Economy & Business

Tesla’s Success Is the Product of a Healthy Entrepreneurial Culture

Tesla Inc CEO Elon Musk attends an opening ceremony for Tesla China-made Model Y program in Shanghai, China January 7, 2020. (Aly Song/Reuters)
Malign Elon Musk all you want — his company’s growth reflects well on America’s business climate.

AQuartz headline from 2017: “Republican’s [sic] tax reform bill is dimming the dream of electric cars for everyone.”

A Reuters headline from yesterday: “Tesla’s market value eclipses GM and Ford — combined!” An exclamation point in a headline — Reuters is excited!

Elon Musk is the great American innovator for whom no one seems very much inclined to cheer, least of all traditionally pro-business conservatives, who sniff at the greenie-weenie cultural flavor of electric cars, detest Silicon Valley and practically everybody associated with it except Peter Thiel, and can frequently be heard to complain that Tesla would not amount to a hill of fashionable beans without the tax incentives, up to $7,500 a year, that were offered to buyers of electric cars up until the 2017 Republican tax bill began to phase them out.

The smart people were sure that was going to kneecap Tesla. From the Quartz writeup:

“That will stop any electric vehicle market in the U.S., apart from sales of the highly expensive Tesla Model S,” Xavier Mosquet of Boston Consulting Group said in Automotive News. “There’s no Tesla 3, no Bolt, no Leaf in a market without incentives.”

Consumers respond to incentives, and the change in the tax law may have pulled forward some sales: Though Nissan, for example, sold more Leaf electric cars in the United States in 2019 than it did in 2017, it sold fewer than it did in 2018. But all three of those years are well down from the Leaf’s peak sales in the United States — not because Americans are buying fewer electric cars, but because they are buying more of them. The Leaf, an early entrant into the market, has met with more competition as Tesla broadened its offerings and powerhouses such as BMW got into the market. Tesla sold ten times as many Model 3 cars in 2018 as Nissan sold Leafs. And, as Neil Winton put it in Forbes, “In Europe, the Model 3 has been nothing less than a sensation, going from zero in 2018 to 63,362 in the first 9 months and the top of the sales league.” BMW had enough success with its i3 that it is accelerating plans to electrify much of its lineup. There’s more than tax incentives at work there.

One of the misunderstood aspects of the tax subsidy for electric vehicles is that Elon Musk and others at Tesla have been critical of them on the grounds that they put the firm at a disadvantage relative to many of its competitors. Tesla built its business selling expensive cars to rich guys who aren’t waiting around for a $7,500 tax refund, and it was so successful at doing so that it fast approached the 200,000-unit sales threshold at which the tax credit would have been phased out, anyway.

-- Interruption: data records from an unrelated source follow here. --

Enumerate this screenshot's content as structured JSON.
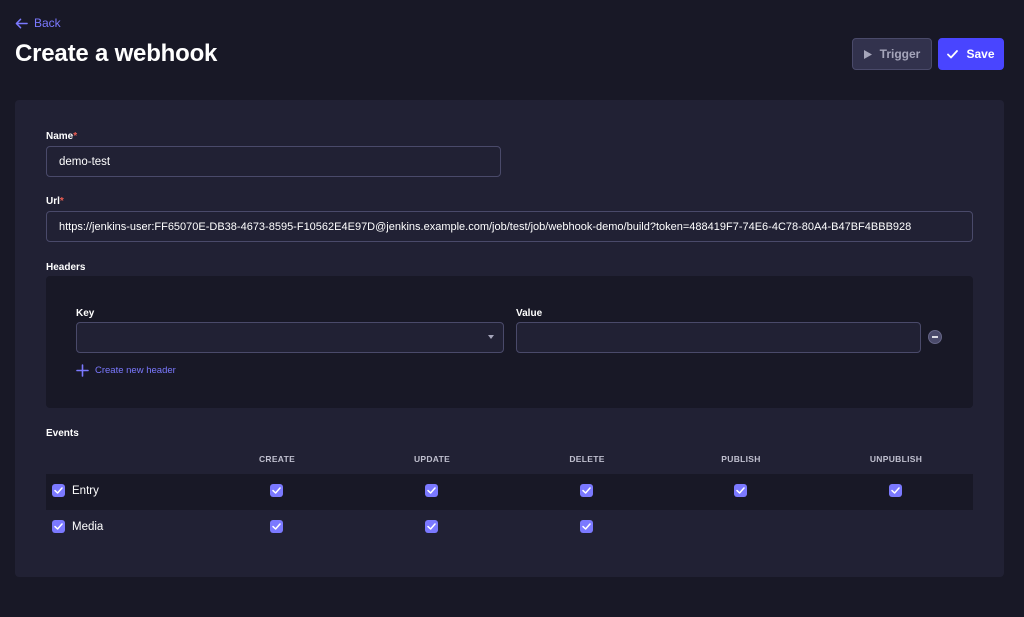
{
  "header": {
    "back_label": "Back",
    "title": "Create a webhook",
    "trigger_label": "Trigger",
    "save_label": "Save"
  },
  "form": {
    "name_label": "Name",
    "name_value": "demo-test",
    "url_label": "Url",
    "url_value": "https://jenkins-user:FF65070E-DB38-4673-8595-F10562E4E97D@jenkins.example.com/job/test/job/webhook-demo/build?token=488419F7-74E6-4C78-80A4-B47BF4BBB928",
    "required_mark": "*",
    "headers_label": "Headers",
    "headers": {
      "key_label": "Key",
      "value_label": "Value",
      "key_value": "",
      "value_value": "",
      "create_label": "Create new header"
    },
    "events": {
      "label": "Events",
      "columns": [
        "CREATE",
        "UPDATE",
        "DELETE",
        "PUBLISH",
        "UNPUBLISH"
      ],
      "rows": [
        {
          "label": "Entry",
          "checked": true,
          "events": [
            true,
            true,
            true,
            true,
            true
          ]
        },
        {
          "label": "Media",
          "checked": true,
          "events": [
            true,
            true,
            true,
            null,
            null
          ]
        }
      ]
    }
  },
  "colors": {
    "background": "#181826",
    "card": "#212134",
    "primary": "#4945ff",
    "accent": "#7b79ff",
    "required": "#ee5e52"
  },
  "icons": {
    "back": "arrow-left-icon",
    "trigger": "play-icon",
    "save": "check-icon",
    "add": "plus-icon",
    "remove": "minus-circle-icon",
    "dropdown": "caret-down-icon",
    "checkbox": "check-icon"
  }
}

Though Xavier Mosquet of Boston Consulting Group may have been wrong that ending the tax credit would end the electric-vehicle market, the incentive surely was more important to people trying to sell Chevy Volts than to those selling $100,000-plus luxury cars.

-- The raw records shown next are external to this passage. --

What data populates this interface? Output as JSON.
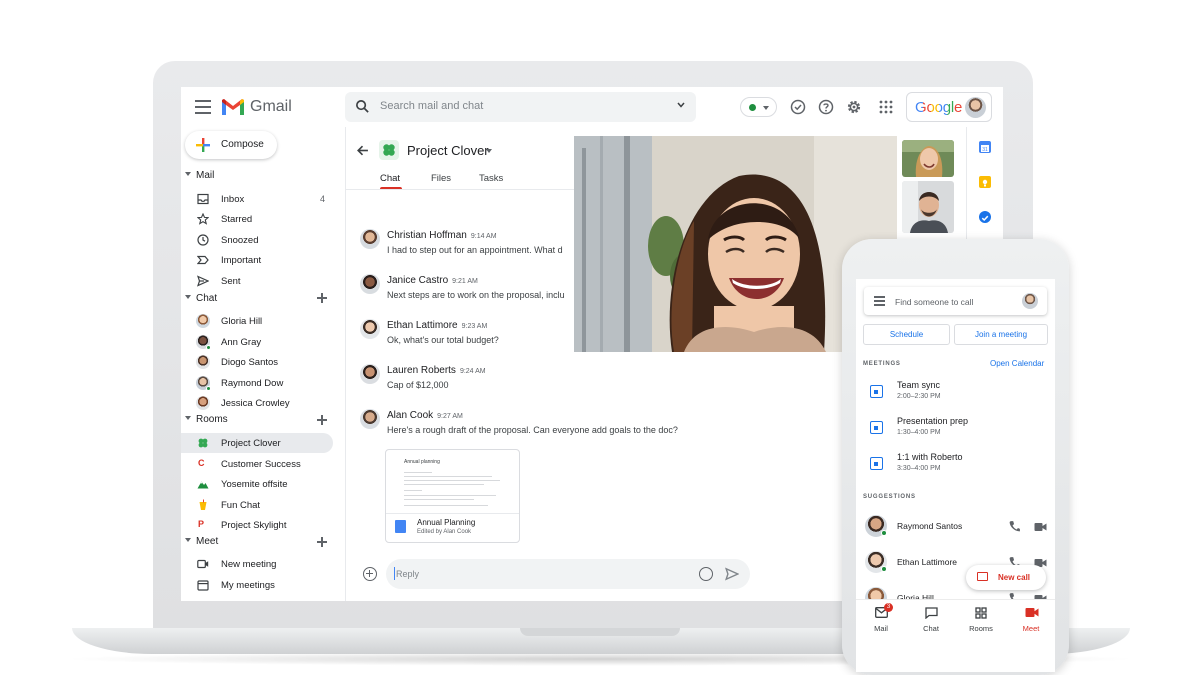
{
  "gmail": {
    "brand": "Gmail",
    "search_placeholder": "Search mail and chat",
    "google_label": "Google",
    "compose_label": "Compose",
    "mail_section": "Mail",
    "mail_items": [
      {
        "label": "Inbox",
        "count": "4"
      },
      {
        "label": "Starred"
      },
      {
        "label": "Snoozed"
      },
      {
        "label": "Important"
      },
      {
        "label": "Sent"
      }
    ],
    "chat_section": "Chat",
    "chat_items": [
      {
        "label": "Gloria Hill"
      },
      {
        "label": "Ann Gray"
      },
      {
        "label": "Diogo Santos"
      },
      {
        "label": "Raymond Dow"
      },
      {
        "label": "Jessica Crowley"
      }
    ],
    "rooms_section": "Rooms",
    "room_items": [
      {
        "label": "Project Clover"
      },
      {
        "label": "Customer Success",
        "letter": "C"
      },
      {
        "label": "Yosemite offsite"
      },
      {
        "label": "Fun Chat"
      },
      {
        "label": "Project Skylight",
        "letter": "P"
      }
    ],
    "meet_section": "Meet",
    "meet_items": [
      {
        "label": "New meeting"
      },
      {
        "label": "My meetings"
      }
    ]
  },
  "room": {
    "title": "Project Clover",
    "tabs": [
      "Chat",
      "Files",
      "Tasks"
    ],
    "active_tab": "Chat",
    "messages": [
      {
        "name": "Christian Hoffman",
        "time": "9:14 AM",
        "text": "I had to step out for an appointment. What d"
      },
      {
        "name": "Janice Castro",
        "time": "9:21 AM",
        "text": "Next steps are to work on the proposal, inclu"
      },
      {
        "name": "Ethan Lattimore",
        "time": "9:23 AM",
        "text": "Ok, what's our total budget?"
      },
      {
        "name": "Lauren Roberts",
        "time": "9:24 AM",
        "text": "Cap of $12,000"
      },
      {
        "name": "Alan Cook",
        "time": "9:27 AM",
        "text": "Here's a rough draft of the proposal. Can everyone add goals to the doc?"
      }
    ],
    "attachment": {
      "preview_title": "Annual planning",
      "title": "Annual Planning",
      "subtitle": "Edited by Alan Cook"
    },
    "reply_placeholder": "Reply"
  },
  "phone": {
    "search_placeholder": "Find someone to call",
    "schedule_label": "Schedule",
    "join_label": "Join a meeting",
    "meetings_heading": "MEETINGS",
    "open_calendar": "Open Calendar",
    "meetings": [
      {
        "title": "Team sync",
        "time": "2:00–2:30 PM"
      },
      {
        "title": "Presentation prep",
        "time": "1:30–4:00 PM"
      },
      {
        "title": "1:1 with Roberto",
        "time": "3:30–4:00 PM"
      }
    ],
    "suggestions_heading": "SUGGESTIONS",
    "suggestions": [
      {
        "name": "Raymond Santos"
      },
      {
        "name": "Ethan Lattimore"
      },
      {
        "name": "Gloria Hill"
      }
    ],
    "new_call_label": "New call",
    "nav": [
      {
        "label": "Mail",
        "badge": "3"
      },
      {
        "label": "Chat"
      },
      {
        "label": "Rooms"
      },
      {
        "label": "Meet"
      }
    ],
    "active_nav": "Meet"
  },
  "colors": {
    "accent_red": "#d93025",
    "accent_blue": "#1a73e8",
    "presence_green": "#1e8e3e"
  }
}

But high-end rides are a less critical part of Tesla’s business than they once were. People rolled their eyes when Musk announced that a new factory in China would start producing Model 3s only a year after breaking ground on the new facility, remembering Musk’s habit of making big promises with only a vague notion of how to deliver on them. But Tesla delivered on the Model 3, and the same factory will produce the Model Y both for the Chinese market and for export. And if you think that Tesla is chasing cheap labor in China, it is also building a new factory in Germany.

The grumbling from the right about Tesla was never about the tax credit — Donald Trump’s Republican party is not exactly what you’d call doctrinaire on the question of free enterprise, and Republicans have long been more than willing to shunt vast streams of money down various corporate-welfare ratholes from farm policy to steel protectionism to the Export-Import Bank. Haters, as the proverb says, gonna hate. This was always about culture.

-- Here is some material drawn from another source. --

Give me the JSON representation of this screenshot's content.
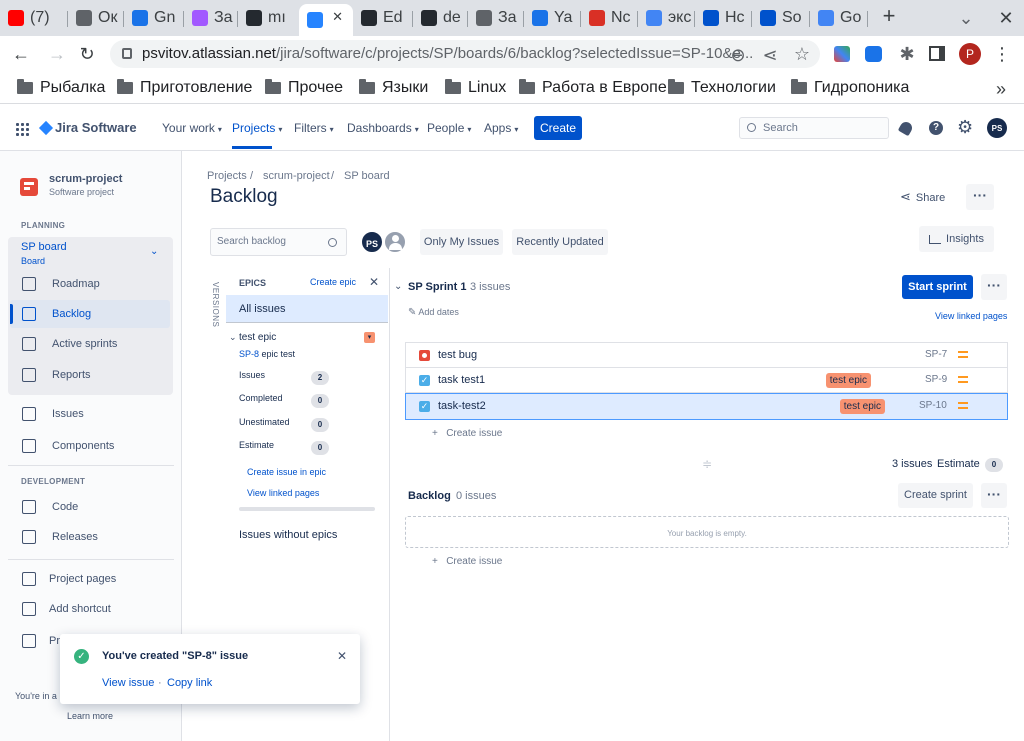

And the culture matters. I do not know whether Tesla will thrive or fade, whether Elon Musk is going to turn into a full-blown weed-addled Bond villain or be remembered as one of the greatest industrialists of his time. And I don’t much care. What I do care about is that culture. Elon Musk was already rich enough to buy a yacht and a fleet of Rolls Royces and spend the rest of his days entertaining himself in high style. Instead, he helped to start a new car company from scratch, that company is today valued at more than Ford and GM combined — and it makes some very cool cars. The United States still is a place where an immigrant with big ideas can say, “Let’s start a brand-new car company that’s completely different from what’s come before, and maybe launch some rockets into space, and build a hyperloop, and develop brain-computer interfaces, and try some other stuff, too” — and then do it. Will it all work? Is it all good? Of course not. But Tesla wasn’t magicked into being — it’s what happens when you have a culture that values risk and innovation, understands the necessary role of failure, and yokes capital to brainpower.

Carp all you like — that’s something worth having.